Saint-Flour, 15 février 1832
Mon cher Père et ma chère Mère,
Mêlons nos pleurs, unissons nos prières : notre cher Louis n’est plus ! Quelle douloureuse nouvelle pour vous, pour moi, pour toute la famille ! Lorsque l’année dernière, il quitta la France, nos âmes se trouvèrent accablées par le poids du sacrifice que nous imposait une si dure séparation. Mais nous ne pensions pas, pendant que nos regrets et nos vœux l’accompagnaient à travers les mers, que sa mort viendrait sitôt mettre le comble à notre désolation. Hélas !
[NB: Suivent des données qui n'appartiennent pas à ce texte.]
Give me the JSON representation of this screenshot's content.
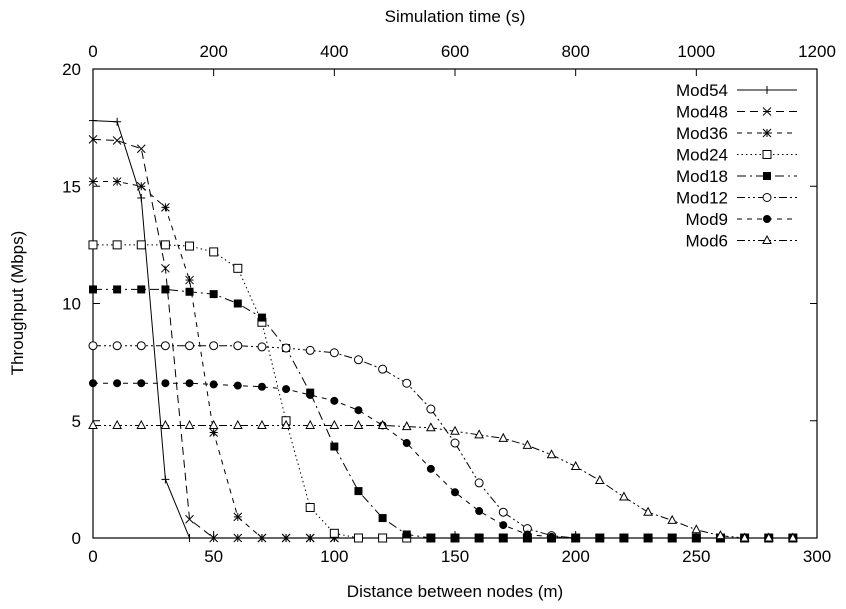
{
  "chart_data": {
    "type": "line",
    "xlabel": "Distance between nodes (m)",
    "ylabel": "Throughput (Mbps)",
    "x2label": "Simulation time (s)",
    "xlim": [
      0,
      300
    ],
    "ylim": [
      0,
      20
    ],
    "x2lim": [
      0,
      1200
    ],
    "xticks": [
      "0",
      "50",
      "100",
      "150",
      "200",
      "250",
      "300"
    ],
    "yticks": [
      "0",
      "5",
      "10",
      "15",
      "20"
    ],
    "x2ticks": [
      "0",
      "200",
      "400",
      "600",
      "800",
      "1000",
      "1200"
    ],
    "grid": false,
    "legend_position": "top-right",
    "x": [
      0,
      10,
      20,
      30,
      40,
      50,
      60,
      70,
      80,
      90,
      100,
      110,
      120,
      130,
      140,
      150,
      160,
      170,
      180,
      190,
      200,
      210,
      220,
      230,
      240,
      250,
      260,
      270,
      280,
      290
    ],
    "series": [
      {
        "name": "Mod54",
        "marker": "plus",
        "dash": "solid",
        "values": [
          17.8,
          17.75,
          14.5,
          2.5,
          0,
          0,
          0,
          0,
          0,
          0,
          0,
          0,
          0,
          0,
          0,
          0,
          0,
          0,
          0,
          0,
          0,
          0,
          0,
          0,
          0,
          0,
          0,
          0,
          0,
          0
        ]
      },
      {
        "name": "Mod48",
        "marker": "x",
        "dash": "dash",
        "values": [
          17.0,
          16.95,
          16.6,
          11.5,
          0.8,
          0,
          0,
          0,
          0,
          0,
          0,
          0,
          0,
          0,
          0,
          0,
          0,
          0,
          0,
          0,
          0,
          0,
          0,
          0,
          0,
          0,
          0,
          0,
          0,
          0
        ]
      },
      {
        "name": "Mod36",
        "marker": "star",
        "dash": "shortdash",
        "values": [
          15.2,
          15.2,
          15.0,
          14.1,
          11.0,
          4.5,
          0.9,
          0,
          0,
          0,
          0,
          0,
          0,
          0,
          0,
          0,
          0,
          0,
          0,
          0,
          0,
          0,
          0,
          0,
          0,
          0,
          0,
          0,
          0,
          0
        ]
      },
      {
        "name": "Mod24",
        "marker": "open-square",
        "dash": "dot",
        "values": [
          12.5,
          12.5,
          12.5,
          12.5,
          12.45,
          12.2,
          11.5,
          9.2,
          5.0,
          1.3,
          0.2,
          0,
          0,
          0,
          0,
          0,
          0,
          0,
          0,
          0,
          0,
          0,
          0,
          0,
          0,
          0,
          0,
          0,
          0,
          0
        ]
      },
      {
        "name": "Mod18",
        "marker": "filled-square",
        "dash": "dashdot",
        "values": [
          10.6,
          10.6,
          10.6,
          10.6,
          10.5,
          10.4,
          10.0,
          9.4,
          8.1,
          6.2,
          3.9,
          2.0,
          0.85,
          0.15,
          0,
          0,
          0,
          0,
          0,
          0,
          0,
          0,
          0,
          0,
          0,
          0,
          0,
          0,
          0,
          0
        ]
      },
      {
        "name": "Mod12",
        "marker": "open-circle",
        "dash": "dashdotdot",
        "values": [
          8.2,
          8.2,
          8.2,
          8.2,
          8.2,
          8.2,
          8.2,
          8.15,
          8.1,
          8.0,
          7.9,
          7.6,
          7.2,
          6.6,
          5.5,
          4.05,
          2.35,
          1.1,
          0.4,
          0.1,
          0,
          0,
          0,
          0,
          0,
          0,
          0,
          0,
          0,
          0
        ]
      },
      {
        "name": "Mod9",
        "marker": "filled-circle",
        "dash": "shortdash",
        "values": [
          6.6,
          6.6,
          6.6,
          6.6,
          6.6,
          6.55,
          6.5,
          6.45,
          6.35,
          6.1,
          5.85,
          5.45,
          4.8,
          4.05,
          2.95,
          1.95,
          1.15,
          0.55,
          0.15,
          0.05,
          0,
          0,
          0,
          0,
          0,
          0,
          0,
          0,
          0,
          0
        ]
      },
      {
        "name": "Mod6",
        "marker": "open-triangle",
        "dash": "dashdotdot",
        "values": [
          4.8,
          4.8,
          4.8,
          4.8,
          4.8,
          4.8,
          4.8,
          4.8,
          4.8,
          4.8,
          4.8,
          4.8,
          4.8,
          4.75,
          4.7,
          4.55,
          4.4,
          4.25,
          3.95,
          3.55,
          3.05,
          2.45,
          1.75,
          1.1,
          0.75,
          0.35,
          0.1,
          0,
          0,
          0
        ]
      }
    ]
  }
}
Dans ses impénétrables, mais adorables conseils, Dieu nous réservait cette épreuve ! Nous ne pouvions perdre, ni vous un meilleur fils, ni moi un meilleur frère. Toutefois, mes chers parents, ne nous livrons pas à une tristesse excessive ; nous avons bien des motifs de consolation. Nous pouvons croire que notre cher Louis avait conservé son innocence baptismale. Dès ses plus tendres années, il s’est trouvé à l’abri de toutes ces occasions si funestes à tant d’autres, et il a été soigneusement élevé à l’ombre des autels. Une courte vie a eu pour lui tout le prix d’une longue carrière, et à la fleur de la jeunesse, il a été jugé mûr pour le ciel. Il doit jouir déjà de la récompense de ses belles vertus. Que sa gloire doit être grande ! Notre-Seigneur, fidèle à sa parole, s’est plu à lui accorder ce bonheur ineffable qu’il promet à ceux qui quittent tout pour lui, père, mère, frères, sœurs, etc. N’ayons pas d’inquiétude pour ses derniers moments. Notre-Seigneur, la sainte Vierge, son ange gardien et ses saints patrons lui auront prodigué des soins beaucoup plus assidus et plus tendres que ceux d’un père, d’une mère, d’un frère, d’une sœur. La Providence de Dieu est bien douce, bien admirable à l’égard de ses serviteurs, et infiniment plus miséricordieuse que nous ne pouvons le concevoir. Bénissons donc le Seigneur de ce qu’il s’est formé deux élus parmi vos enfants pour être dans le ciel les protecteurs de toute la famille1. Leurs exemples doivent aussi nous instruire. Méprisons le monde, détachons-nous de toutes les choses de la terre, attachons-nous à Dieu seul et à son service ; nous ne recueillerons à la mort que ce que nous aurons semé pendant la vie.
Je dirai la messe pour Louis et Mariette, mais il faut en faire dire de votre côté. Nous ne savons pas jusqu’à quel point ils ont eu à satisfaire à la justice divine. J’ai reçu dernièrement des nouvelles de Jacou, il se portait bien. Mon cher père et ma
chère mère, je vous embrasse très respectueusement. Bien des choses à mon frère et à mes sœurs et à tous nos parents. Mes respects à M. le curé.